El escándalo de la corrupción en nuestro país parece responder a la máxima circense del "más difícil todavía". Cuando creías que la noticia del día anterior resultaba insuperable, aparece otra que la convierte, casi, en una minucia. No hay duda de que la corrupción es un fenómeno generalizado que corroe todos los ámbitos ciudadanos: desde la empresa a la política, pasando por el deporte, el ejército, la iglesia o la justicia. Atajarla exige un diagnóstico preciso de sus causas y procesos con el objetivo, si no de acabar con ella, cosa imposible, sí convertirla en una anécdota sobre la que recaiga todo el peso de la ley.

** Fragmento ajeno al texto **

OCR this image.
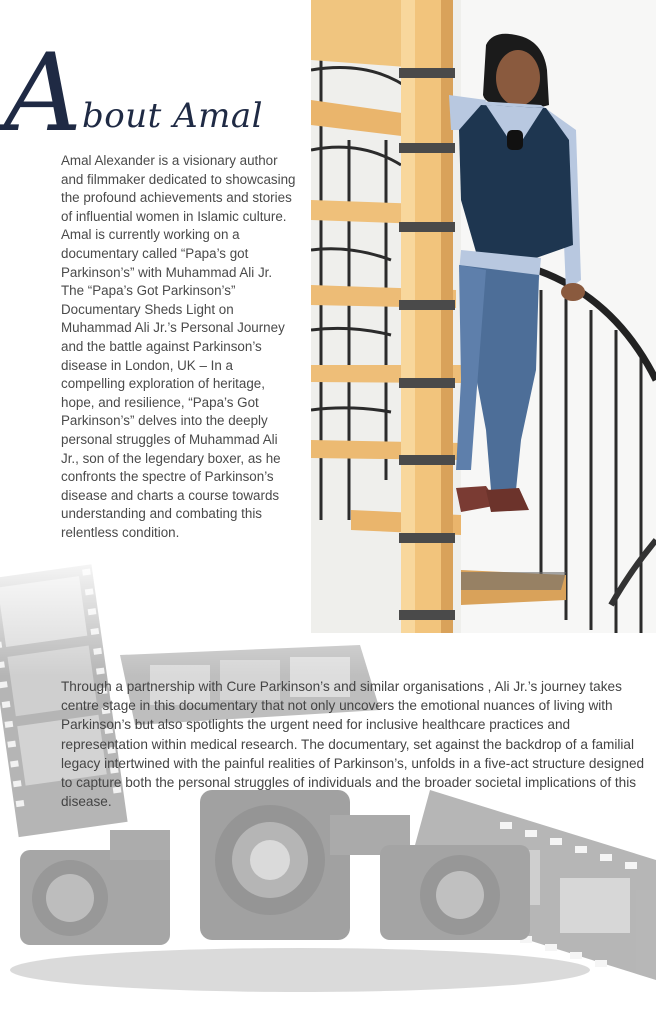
A bout Amal

Amal Alexander is a visionary author and filmmaker dedicated to showcasing the profound achievements and stories of influential women in Islamic culture. Amal is currently working on a documentary called “Papa’s got Parkinson’s” with Muhammad Ali Jr. The “Papa’s Got Parkinson’s” Documentary Sheds Light on Muhammad Ali Jr.’s Personal Journey and the battle against Parkinson’s disease in London, UK – In a compelling exploration of heritage, hope, and resilience, “Papa’s Got Parkinson’s” delves into the deeply personal struggles of Muhammad Ali Jr., son of the legendary boxer, as he confronts the spectre of Parkinson’s disease and charts a course towards understanding and combating this relentless condition.

Through a partnership with Cure Parkinson’s and similar organisations , Ali Jr.’s journey takes centre stage in this documentary that not only uncovers the emotional nuances of living with Parkinson’s but also spotlights the urgent need for inclusive healthcare practices and representation within medical research. The documentary, set against the backdrop of a familial legacy intertwined with the painful realities of Parkinson’s, unfolds in a five-act structure designed to capture both the personal struggles of individuals and the broader societal implications of this disease.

EN PRIMER lugar hay que alejarse de estas simplezas antropológicas, propias de filosofías idealistas que poco tienen que ver con la realidad, que dicen que los seres humanos somos corruptos (o buenos, o malos) por naturaleza. No hay una naturaleza humana abstracta, somos, como diría Ortega, hijos de nuestras circunstancias, y las pruebas muestran que hay gente corrupta y gente que no, como la hay solidaria y egoísta, optimista y pesimista. Lo que sí habitamos es un sistema extremadamente corruptor que facilita la corruptibilidad de las personas. Cuando en los ámbitos de poder, y me refiero a todos, la corrupción es algo generalizado, hace falta mucha decisión y mucha claridad de ideas para enfrentarse a ella o, cuando menos, no sucumbir a los cantos de sirena.

ES DECIR, y en segundo lugar, hay que intervenir especialmente sobre el sistema que alimenta la corrupción. Existe una alianza implícita entre las élites económicas, políticas y sociales del país, eso a lo que algunos denominan casta, que hace que los favores y apoyos se entrecrucen para evitar que, en el fondo, nada cambie y así favorecer que el poder continúe en las mismas manos. La Transición no fue, en realidad, más que el diseño de este sistema. Las élites del franquismo, sin depuración alguna, pasaron a ser las élites de la democracia y cooptaron a quienes pudieron, en un determinado momento, me refiero al PSOE, claro está, intentar desmontar el tinglado. Como dice Marx, un sistema no solo produce, sino que se reproduce; es decir, que las estructuras que lo sustentan (partidos sistémicos, organizaciones empresariales, sistema judicial) se aplican a generar las condiciones de su perpetuación. En resumidas cuentas, que hace falta mucha ingenuidad para esperar soluciones de quienes alimentan el problema.

Ahora bien, creo que debemos evitar que la desconfianza se generalice. Del mismo modo que está de moda una nueva topología política que habla de los de arriba y los de abajo, es preciso entender que hay una barrera que separa a los honrados de los corruptos. Una barrera, efectivamente, permeable, especialmente en una dirección, pero no cabe duda de que hay muchísima gente honrada que quiere una sociedad justa y limpia. La transversalidad política que estamos construyendo parte de la alianza de gente honrada que entiende que es preciso extirpar el mal como único modo de evitar contagios. No solo hace falta una salud de hierro, hace falta un medio no contaminante.

Necesitamos, urgentemente, una alianza de la gente honrada. Una gente honrada que puede tener ubicaciones ideológicas diferentes, pero que, por su honradez, entiende que esta atmósfera no es respirable. No hagamos política de trazo grueso. El carácter sistémico del PSOE no incapacita para un nuevo proyecto a mucha gente honrada de ese ámbito, lo mismo que el carácter corrupto de sujetos execrables como Moral Santín no convierte, de ningún modo, a Izquierda Unida en una organización corrupta. Los contraejemplos, empezando por Anguita, son innumerables. Digo esto porque pululan por ahí personajes empeñados, desde un nuevo sectarismo, en expedir credenciales de pureza para procesos políticos que creen suyos. En este proceso se trata, simplemente, de ver qué no queremos y de construir, conjuntamente, lo que queremos. Y de hacerlo y ejecutarlo con honradez.